Jack Whitaker: A Philly broadcaster who headed west before becoming a sports legend
Whitaker, who died Sunday at 95, introduced elegance and erudition into the genre. His work was infused by a broad vocabulary, a tweedy wardrobe and a thoughtful demeanor.
Jack Whitaker was a pioneer, so maybe it was fitting that his TV career dawned in a makeshift cowboy town on the outskirts of Philadelphia.
As one of sports broadcasting’s first and best essayists, Whitaker, who died Sunday at 95, introduced elegance and erudition into the genre. His work was infused by a broad vocabulary, a tweedy wardrobe, and a thoughtful demeanor.
But while he added a professorial air to decades’ worth of telecasts from Super Bowls, Masters, Olympics and Kentucky Derbys, the Germantown native never forgot that he once stood before a camera dressed like a gunslinger.
“It wasn’t my finest hour,” Whitaker told the Inquirer in 2007, “but you did what you had to do and you hoped it made you better.”
That forgotten TV chapter took place in the early 1950s, not long after the St. Joseph’s graduate had transitioned from radio.
A utility man at WCAU-TV, he did the weather, a minute or two of scores during John Facenda’s nightly 15-minute newscast, co-hosted the “Tee Time” talk show at Bala Golf Club, and occasionally acted in “Action in the Afternoon,” a daily western the station produced in the backyard of its Bala Cynwyd offices.
“Once in a while, I’d be out there in the hot sun, wearing a cowboy suit, with a gun strapped around my waist and I’d wonder, `What have I gotten myself into?’ ” Whitaker said.
That he eventually landed in television was also a surprise. The North Catholic alum grew up dreaming of a career as a radio sportscaster.
“I was crazy about radio,” he once said. “I couldn’t get enough of [local baseball announcers] Bill Dyer, By Saam, all of them.”
He enlisted in the Army during World War II, landed on Normandy Beach three days after D-Day and, two years after his 1945 discharge, graduated from St. Joe’s.
Whitaker found a job with a tiny, 250-watt radio station in Pottsville, WPAM. It wasn’t as glamorous as he’d imagined. He’d occasionally read news headlines, but more frequently he was doing ads or interviewing local businessmen.
But while watching the new medium’s coverage of the 1950 U.S. Open at Merion, he decided his future was in TV.
WFIL-TV in his hometown hired him. He moved on to WCAU and after CBS purchased that station from the Evening Bulletin in 1957, someone at the network noticed Whitaker.
He began commuting to New York whenever CBS needed him. By 1961, he was announcing Eagles games. He was picked to host the “CBS Sports Spectacular,” an anthology show that was the network’s answer to ABC’s popular “Wide World of Sports” – a show, incidentally, hosted by fellow Philadelphian Jim McKay.

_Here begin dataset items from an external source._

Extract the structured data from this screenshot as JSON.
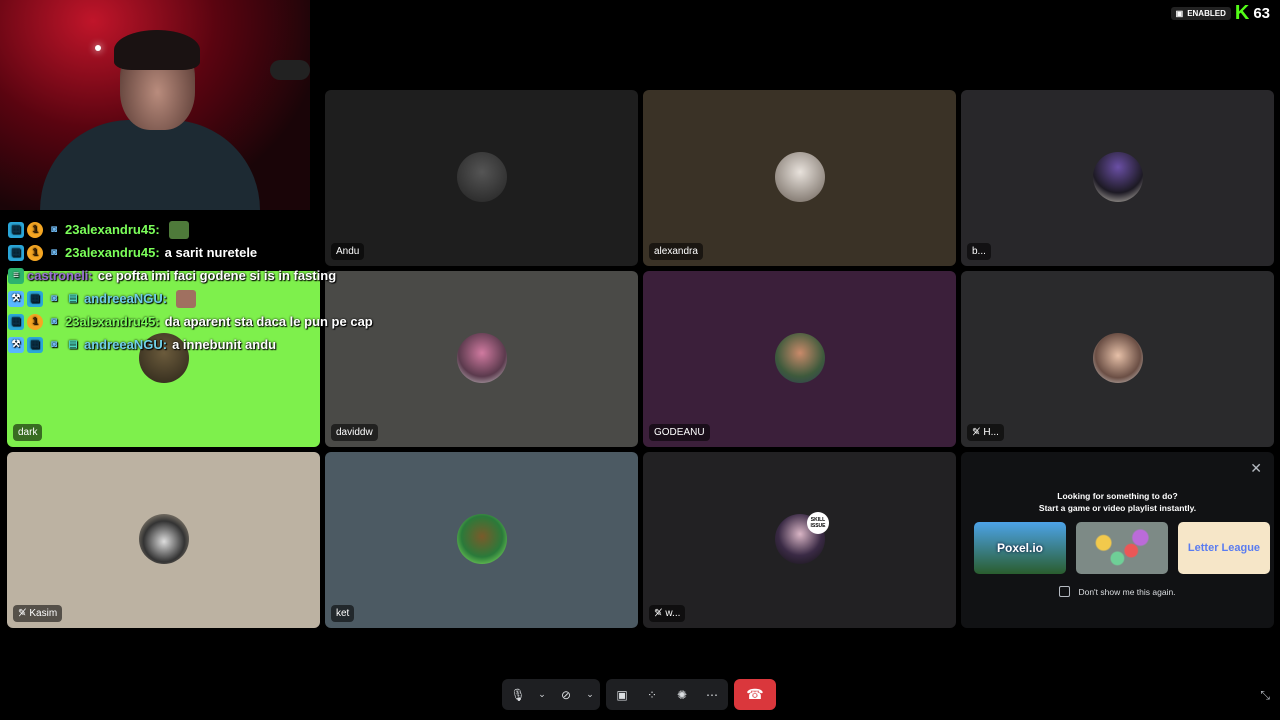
{
  "extension": {
    "status": "ENABLED",
    "count": "63",
    "logo": "K"
  },
  "tiles": [
    {
      "name": "Andu",
      "bg": "#1e1e1e",
      "muted": false
    },
    {
      "name": "alexandra",
      "bg": "#3a3226",
      "muted": false
    },
    {
      "name": "b...",
      "bg": "#28272a",
      "muted": false
    },
    {
      "name": "dark",
      "bg": "#7ef04c",
      "muted": false
    },
    {
      "name": "daviddw",
      "bg": "#4a4a47",
      "muted": false
    },
    {
      "name": "GODEANU",
      "bg": "#3b1f3a",
      "muted": false
    },
    {
      "name": "H...",
      "bg": "#2a2a2c",
      "muted": true
    },
    {
      "name": "Kasim",
      "bg": "#bcb2a2",
      "muted": true
    },
    {
      "name": "ket",
      "bg": "#4c5a63",
      "muted": false
    },
    {
      "name": "w...",
      "bg": "#222123",
      "muted": true
    }
  ],
  "avatar_badge": "SKILL ISSUE",
  "chat": [
    {
      "user": "23alexandru45:",
      "msg": "",
      "color": "#7cff5a"
    },
    {
      "user": "23alexandru45:",
      "msg": "a sarit nuretele",
      "color": "#7cff5a"
    },
    {
      "user": "castroneli:",
      "msg": "ce pofta imi faci godene si is in fasting",
      "color": "#9b6fd6"
    },
    {
      "user": "andreeaNGU:",
      "msg": "",
      "color": "#6fd0e8"
    },
    {
      "user": "23alexandru45:",
      "msg": "da aparent sta daca le pun pe cap",
      "color": "#7cff5a"
    },
    {
      "user": "andreeaNGU:",
      "msg": "a innebunit andu",
      "color": "#6fd0e8"
    }
  ],
  "activity": {
    "title_line1": "Looking for something to do?",
    "title_line2": "Start a game or video playlist instantly.",
    "games": [
      "Poxel.io",
      "",
      "Letter League"
    ],
    "dont_show": "Don't show me this again."
  },
  "controls": {
    "mic_icon": "microphone-icon",
    "camera_icon": "camera-off-icon",
    "share_icon": "screen-share-icon",
    "activities_icon": "activities-icon",
    "soundboard_icon": "soundboard-icon",
    "more_icon": "more-icon",
    "hangup_icon": "hangup-icon"
  }
}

Then, like one of the thoroughbreds in the sport he grew to love most of all, Whitaker was off and running.
He was part of the team that worked the first Super Bowl, in 1967. In 1973, he was there to lend perspective to Secretariat’s incredible 31-length victory in the Belmont Stakes to win the Triple Crown.
“That was probably the most dominating performance by any athlete I’d ever seen,” he said. “People who saw it were crying.”
If that was a highlight, an inadvertent lowlight had happened in 1966. That year he was removed from the network’s Masters coverage for making the mistake – a mistake only among the supercilious organizers of that sometimes unbearably stuffy tournament – of referring to an Augusta National crowd as “a mob.”
“I didn’t feel good about it,” Whitaker said. “The whole thing smacked of a B-movie.”
Though he was an outstanding play-by-play man, the essays became his niche and, attempting to enhance its expanding Olympic coverage, the reason that in 1982 ABC stole him away from CBS.
“When I first met Jack … I felt like I’d been introduced to Ernest Hemingway,” CBS’ Jim Nantz said Sunday. “I grew up watching him deliver contemplative and contextual prose with his famous short essays, bringing class and dignity to his industry.”
St. Joseph’s awarded Whitaker an honorary degree in 1979 and he was inducted into the Sports Broadcasting Hall of Fame in 2012.
“There will never be another Jack Whitaker in sports broadcasting,” said CBS Sports chairman Sean McManus, McKay’s son.
And there likely won’t be one in afternoon westerns, either.